Réduire les émissions de gaz à effet de serre dans un pays peut, paradoxalement, les faire croître chez le voisin. C’est ce qui ressort d’une étude à paraître dans le numéro de mars de la revue Energy Economics. Un travail piloté par Elliot Romano, adjoint scientifique au Département F.-A. Forel des sciences de l’environnement et de l’eau (Faculté des sciences), et Martin Rüdisüli, de l’EMPA (Laboratoire fédéral d’essai des matériaux et de recherche). La politique climatique de l’Union européenne prévoit en effet une réduction des émissions de gaz à effet de serre (GES) qui exige un déploiement rapide et étendu des moyens de production d’énergies renouvelables (essentiellement l’éolien et le photovoltaïque). Et c’est ce déploiement massif qui entraîne dans certains cas des effets pervers inattendus dans les États voisins.

 

L’étude rappelle que sur un marché de l’électricité fonctionnant selon le mécanisme de l’offre et de la demande, les énergies renouvelables, avec des coûts marginaux nuls ou très bas, sont très compétitives. Ainsi, à mesure qu’elles pénètrent sur un marché, les prix chutent, excluant progressivement les centrales à coûts marginaux élevés, telles que les centrales à combustibles fossiles. Pour compenser, ces dernières peuvent être incitées à proposer leur électricité à des prix avantageux à des pays voisins moins avancés dans les énergies vertes. Ce phénomène tendrait à ralentir la décarbonation dans ces pays et même à augmenter leurs émissions de CO2 indirectes.

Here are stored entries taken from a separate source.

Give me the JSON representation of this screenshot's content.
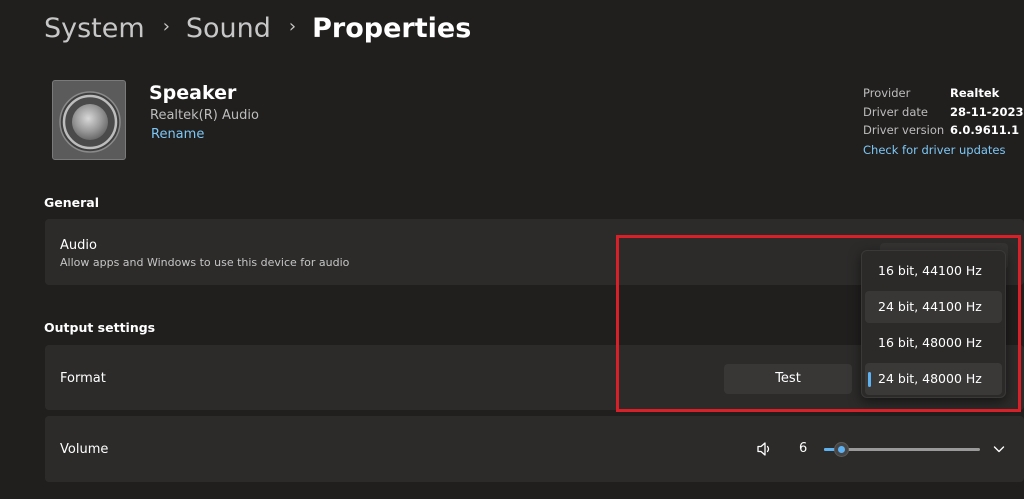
{
  "breadcrumb": {
    "items": [
      "System",
      "Sound",
      "Properties"
    ],
    "separator": "›"
  },
  "device": {
    "icon": "speaker-icon",
    "name": "Speaker",
    "subtitle": "Realtek(R) Audio",
    "rename_label": "Rename"
  },
  "driver": {
    "provider_label": "Provider",
    "provider_value": "Realtek",
    "date_label": "Driver date",
    "date_value": "28-11-2023",
    "version_label": "Driver version",
    "version_value": "6.0.9611.1",
    "update_link": "Check for driver updates"
  },
  "general": {
    "title": "General",
    "audio": {
      "title": "Audio",
      "description": "Allow apps and Windows to use this device for audio"
    }
  },
  "output": {
    "title": "Output settings",
    "format": {
      "title": "Format",
      "test_label": "Test",
      "options": [
        "16 bit, 44100 Hz",
        "24 bit, 44100 Hz",
        "16 bit, 48000 Hz",
        "24 bit, 48000 Hz"
      ],
      "selected_index": 3,
      "hover_index": 1
    },
    "volume": {
      "title": "Volume",
      "value": "6",
      "level_percent": 6,
      "icon": "speaker-volume-icon",
      "expand_icon": "chevron-down-icon"
    }
  },
  "colors": {
    "accent": "#5fb2f2",
    "link": "#7cc7f5",
    "highlight": "#d72028",
    "background": "#211f1e",
    "card": "#2c2b2a"
  }
}
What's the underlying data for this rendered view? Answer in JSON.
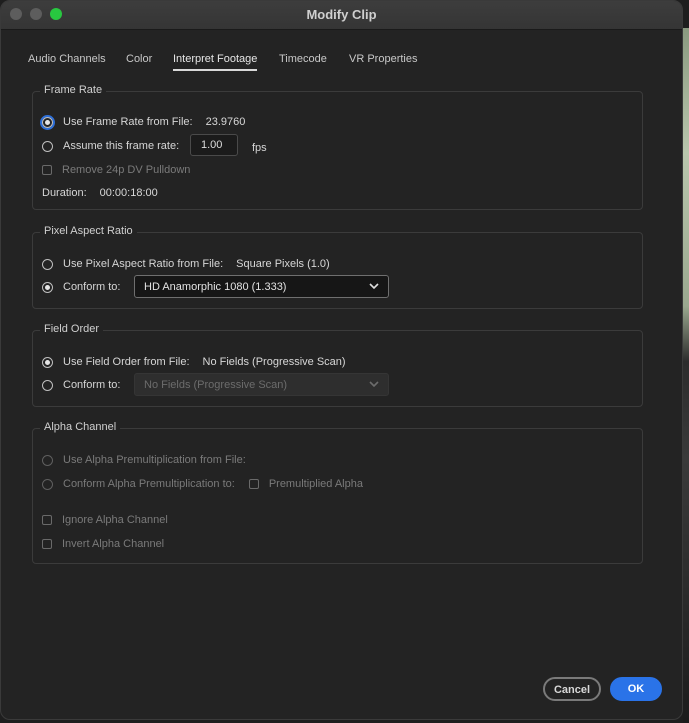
{
  "window": {
    "title": "Modify Clip"
  },
  "tabs": [
    {
      "label": "Audio Channels",
      "active": false
    },
    {
      "label": "Color",
      "active": false
    },
    {
      "label": "Interpret Footage",
      "active": true
    },
    {
      "label": "Timecode",
      "active": false
    },
    {
      "label": "VR Properties",
      "active": false
    }
  ],
  "frame_rate": {
    "title": "Frame Rate",
    "use_file_label": "Use Frame Rate from File:",
    "file_value": "23.9760",
    "assume_label": "Assume this frame rate:",
    "assume_value": "1.00",
    "fps_label": "fps",
    "pulldown_label": "Remove 24p DV Pulldown",
    "duration_label": "Duration:",
    "duration_value": "00:00:18:00"
  },
  "pixel_aspect": {
    "title": "Pixel Aspect Ratio",
    "use_file_label": "Use Pixel Aspect Ratio from File:",
    "file_value": "Square Pixels (1.0)",
    "conform_label": "Conform to:",
    "conform_value": "HD Anamorphic 1080 (1.333)"
  },
  "field_order": {
    "title": "Field Order",
    "use_file_label": "Use Field Order from File:",
    "file_value": "No Fields (Progressive Scan)",
    "conform_label": "Conform to:",
    "conform_value": "No Fields (Progressive Scan)"
  },
  "alpha": {
    "title": "Alpha Channel",
    "use_file_label": "Use Alpha Premultiplication from File:",
    "conform_label": "Conform Alpha Premultiplication to:",
    "premult_label": "Premultiplied Alpha",
    "ignore_label": "Ignore Alpha Channel",
    "invert_label": "Invert Alpha Channel"
  },
  "buttons": {
    "cancel": "Cancel",
    "ok": "OK"
  },
  "colors": {
    "accent": "#2a73e8",
    "background": "#232323",
    "maximize": "#28c840"
  }
}
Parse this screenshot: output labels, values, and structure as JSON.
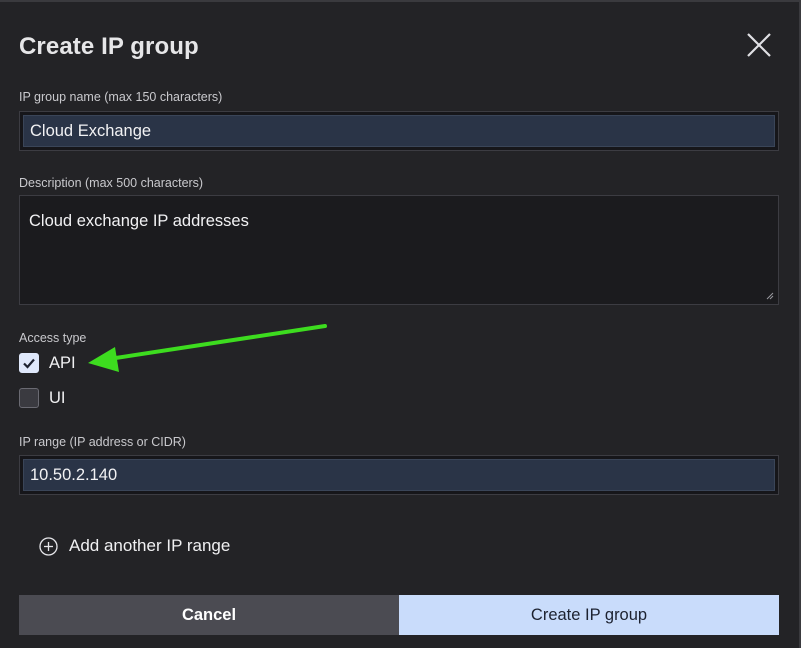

Ainsi, comme le montre l’étude, le déploiement grandissant des énergies bas carbone en France, notamment, renforce les exportations d’électricité vers la Suisse, à des prix particulièrement attractifs. Avantageuse pour les consommateurs et les consommatrices, cette dynamique l’est beaucoup moins pour la transition énergétique: les prix moins élevés sur le marché suisse dissuadent en effet les investisseurs et investisseuses de se lancer dans les énergies renouvelables.

Un phénomène similaire s’observe au Royaume-Uni et aux Pays-Bas, où l’électricité carbonée et à bas coûts venue d’Allemagne – un pays de moins en moins dépendant des énergies fossiles – se substitue aux moyens de production plus propres.

Cette analyse des répercussions transfrontalières, portant sur l’ensemble des pays européens, est l’une des premières études de ce type. Elle fournit des informations clés pour l’élaboration et l’harmonisation des politiques de décarbonation à l’échelle de l’Europe.